Les merveilles de Canjuers.
Michel Royon

L’armée possède des terrains d’exercice épargnés depuis 150 ans par l’agriculture et l’urbanisation. Une biodiversité riche et variée s’y est développée, qui vient de faire l’objet d’un séminaire.

Des pelouses sèches, des landes et des étangs… Préservés de l’urbanisation et de l’agriculture intensive depuis la fin du XIXe siècle, façonnés par les manoeuvres, les quelque 200.000 hectares de terrains militaires que compte la France sont devenus des réservoirs de biodiversité méconnus. Un séminaire, articulé autour du projet ‘Life Défense Nature 2mil’ (voir encadré), s’est tenu du 28 au 30 juin à Nîmes sous l’égide du ministère de la défense et du Conservatoire d’espaces naturels (CEN) Rhône-Alpes.
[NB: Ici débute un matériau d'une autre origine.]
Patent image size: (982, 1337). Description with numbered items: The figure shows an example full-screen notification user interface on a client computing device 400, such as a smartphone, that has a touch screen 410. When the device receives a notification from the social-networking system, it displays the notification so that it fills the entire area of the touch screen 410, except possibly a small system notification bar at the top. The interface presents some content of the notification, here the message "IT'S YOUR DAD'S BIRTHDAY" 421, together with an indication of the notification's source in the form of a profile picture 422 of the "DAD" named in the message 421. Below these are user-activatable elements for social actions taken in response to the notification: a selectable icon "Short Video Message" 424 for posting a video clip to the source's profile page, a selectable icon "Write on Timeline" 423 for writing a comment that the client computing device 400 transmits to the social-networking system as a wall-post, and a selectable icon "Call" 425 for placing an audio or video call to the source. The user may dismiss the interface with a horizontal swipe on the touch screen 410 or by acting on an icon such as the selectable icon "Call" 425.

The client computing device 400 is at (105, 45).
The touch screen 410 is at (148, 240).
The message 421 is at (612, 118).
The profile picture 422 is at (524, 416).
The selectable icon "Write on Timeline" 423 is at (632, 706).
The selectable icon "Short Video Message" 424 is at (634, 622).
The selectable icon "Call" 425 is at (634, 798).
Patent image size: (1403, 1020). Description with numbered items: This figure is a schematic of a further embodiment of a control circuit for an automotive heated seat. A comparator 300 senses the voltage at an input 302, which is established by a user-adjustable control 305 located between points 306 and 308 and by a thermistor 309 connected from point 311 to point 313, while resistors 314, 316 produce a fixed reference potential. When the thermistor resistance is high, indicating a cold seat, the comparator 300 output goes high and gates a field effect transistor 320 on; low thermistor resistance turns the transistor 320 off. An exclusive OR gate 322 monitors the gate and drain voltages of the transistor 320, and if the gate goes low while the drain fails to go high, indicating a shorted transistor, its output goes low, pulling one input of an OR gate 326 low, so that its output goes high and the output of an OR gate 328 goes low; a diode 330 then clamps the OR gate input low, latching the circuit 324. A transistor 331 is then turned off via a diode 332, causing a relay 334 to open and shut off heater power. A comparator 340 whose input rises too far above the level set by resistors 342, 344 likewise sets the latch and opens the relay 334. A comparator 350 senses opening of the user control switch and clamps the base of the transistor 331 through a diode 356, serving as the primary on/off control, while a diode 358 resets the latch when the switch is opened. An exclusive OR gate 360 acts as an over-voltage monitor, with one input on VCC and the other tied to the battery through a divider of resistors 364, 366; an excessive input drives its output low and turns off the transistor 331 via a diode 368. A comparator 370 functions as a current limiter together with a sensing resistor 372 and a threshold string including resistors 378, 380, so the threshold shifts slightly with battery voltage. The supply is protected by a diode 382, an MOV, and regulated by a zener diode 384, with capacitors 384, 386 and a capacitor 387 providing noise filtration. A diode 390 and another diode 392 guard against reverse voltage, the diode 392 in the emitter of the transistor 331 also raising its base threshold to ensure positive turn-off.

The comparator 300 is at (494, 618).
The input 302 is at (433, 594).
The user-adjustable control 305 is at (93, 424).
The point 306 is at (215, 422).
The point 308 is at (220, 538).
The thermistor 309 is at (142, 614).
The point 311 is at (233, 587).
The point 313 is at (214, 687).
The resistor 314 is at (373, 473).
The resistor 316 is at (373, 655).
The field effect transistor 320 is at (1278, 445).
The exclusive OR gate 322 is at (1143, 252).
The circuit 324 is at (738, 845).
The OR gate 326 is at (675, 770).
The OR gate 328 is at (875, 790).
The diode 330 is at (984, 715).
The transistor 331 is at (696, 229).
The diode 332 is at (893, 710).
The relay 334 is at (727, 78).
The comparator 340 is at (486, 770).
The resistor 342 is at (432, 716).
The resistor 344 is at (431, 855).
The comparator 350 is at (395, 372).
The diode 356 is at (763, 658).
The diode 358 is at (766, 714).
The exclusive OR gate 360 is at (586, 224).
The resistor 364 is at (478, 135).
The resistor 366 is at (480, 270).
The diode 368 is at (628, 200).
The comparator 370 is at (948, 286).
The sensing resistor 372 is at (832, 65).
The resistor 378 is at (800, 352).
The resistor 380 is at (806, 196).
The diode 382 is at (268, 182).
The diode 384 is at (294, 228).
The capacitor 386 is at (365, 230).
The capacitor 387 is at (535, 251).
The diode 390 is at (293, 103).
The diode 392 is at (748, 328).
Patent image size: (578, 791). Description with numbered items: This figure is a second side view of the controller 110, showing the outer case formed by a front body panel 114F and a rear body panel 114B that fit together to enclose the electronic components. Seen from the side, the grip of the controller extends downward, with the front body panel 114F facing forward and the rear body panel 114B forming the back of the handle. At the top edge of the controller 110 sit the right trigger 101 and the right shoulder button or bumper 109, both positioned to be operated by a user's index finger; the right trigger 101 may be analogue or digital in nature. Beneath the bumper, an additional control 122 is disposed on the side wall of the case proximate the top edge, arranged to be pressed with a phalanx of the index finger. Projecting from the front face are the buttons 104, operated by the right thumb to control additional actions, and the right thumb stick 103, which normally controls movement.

Objectif: réfléchir autour de la conciliation entre la préservation de la biodiversité sur les camps militaires et les impératifs opérationnels d’entraînement des forces, à travers les retours d’expériences nationales, européennes et internationales.

Le projet ‘Life Défense Nature 2mil’ vise à instaurer une gestion des camps militaires conciliant la protection de la faune et de la flore avec leur vocation opérationnelle (entraînement au tir, combat, etc.). Débuté le 1er octobre 2012, il prendra fin le 30 septembre 2016. Budget: 2.128.061 euros (Union européenne: 50% ministère de la défense: 40%; Dreal[1] Corse: 5%; Dreal Languedoc-Roussillon: 4%; autofinancement: 1%).

Terrains pauvres

Depuis les 35.000 ha du camp de Canjuers jusqu’aux 4.000 m2 des abords d’un sémaphore côtier, ces zones n’ont pas subi la main de l’homme ‘moderne’. Pas d’urbanisation, «et donc pas de fragmentation des habitats», précise Perrine Paris-Sidibé, coordinatrice du projet Life au CEN Rhône-Alpes. «A proximité du camp militaire de La Valbonne (Ain), le captage d’eau potable le moins pollué est alimenté par le bassin versant sur lequel est situé le camp.» En outre, les activités militaires –feux, tirs, engins- créent de nouveaux lieux, dans lesquels des espèces pionnières vont se développer. «La biodiversité est bien plus importante sur les terrains militaires que sur les terrains civils», assure même Perrine Paris-Sidibé. Enfin, la biodiversité qui se développe sur ces terrains ‘pauvres’, qui n’ont subi aucun enrichissement artificiel, est «très riche. On trouve même des habitats ou des espèces rélictuels», détaille la jeune femme. La dernière colonie française de goélands d’Audouin a ainsi pris ses quartiers sur la digue de protection de la base navale d’Aspretto (Corse-du-Sud). Et ils y sont bichonnés puisque, grâce au projet Life Défense Nature 2mil, la digue qui leur servait d’aire de reproduction a été restaurée suite à une tempête et les curieux tenus à distance par une grille pendant leur nidification.

Les milieux se ferment

Depuis la fin de la conscription et l’instauration de l’armée de métier, dans un contexte de restrictions budgétaires, la Défense a vu son patrimoine foncier rogné de près de 30%. Elle reste cependant le premier utilisateur du foncier de l’Etat et l’armée de terre la première bénéficiaire, mais ses activités «sont désormais concentrées sur un nombre plus restreint de sites», précise Serge Payan, chef de la section Stationnement à l’état-major de soutien Défense de Lyon. Et dans ces espaces, dont la plus grande part sert à sécuriser les exercices sur le terrain, les arbres poussent et les milieux se ferment. «La disparition de ces prairies et de ces pelouses ouvertes et entretenues par les activités militaires va être dommageable pour le territoire de chasse de certaines espèces», explique Perrine Paris-Sibidé.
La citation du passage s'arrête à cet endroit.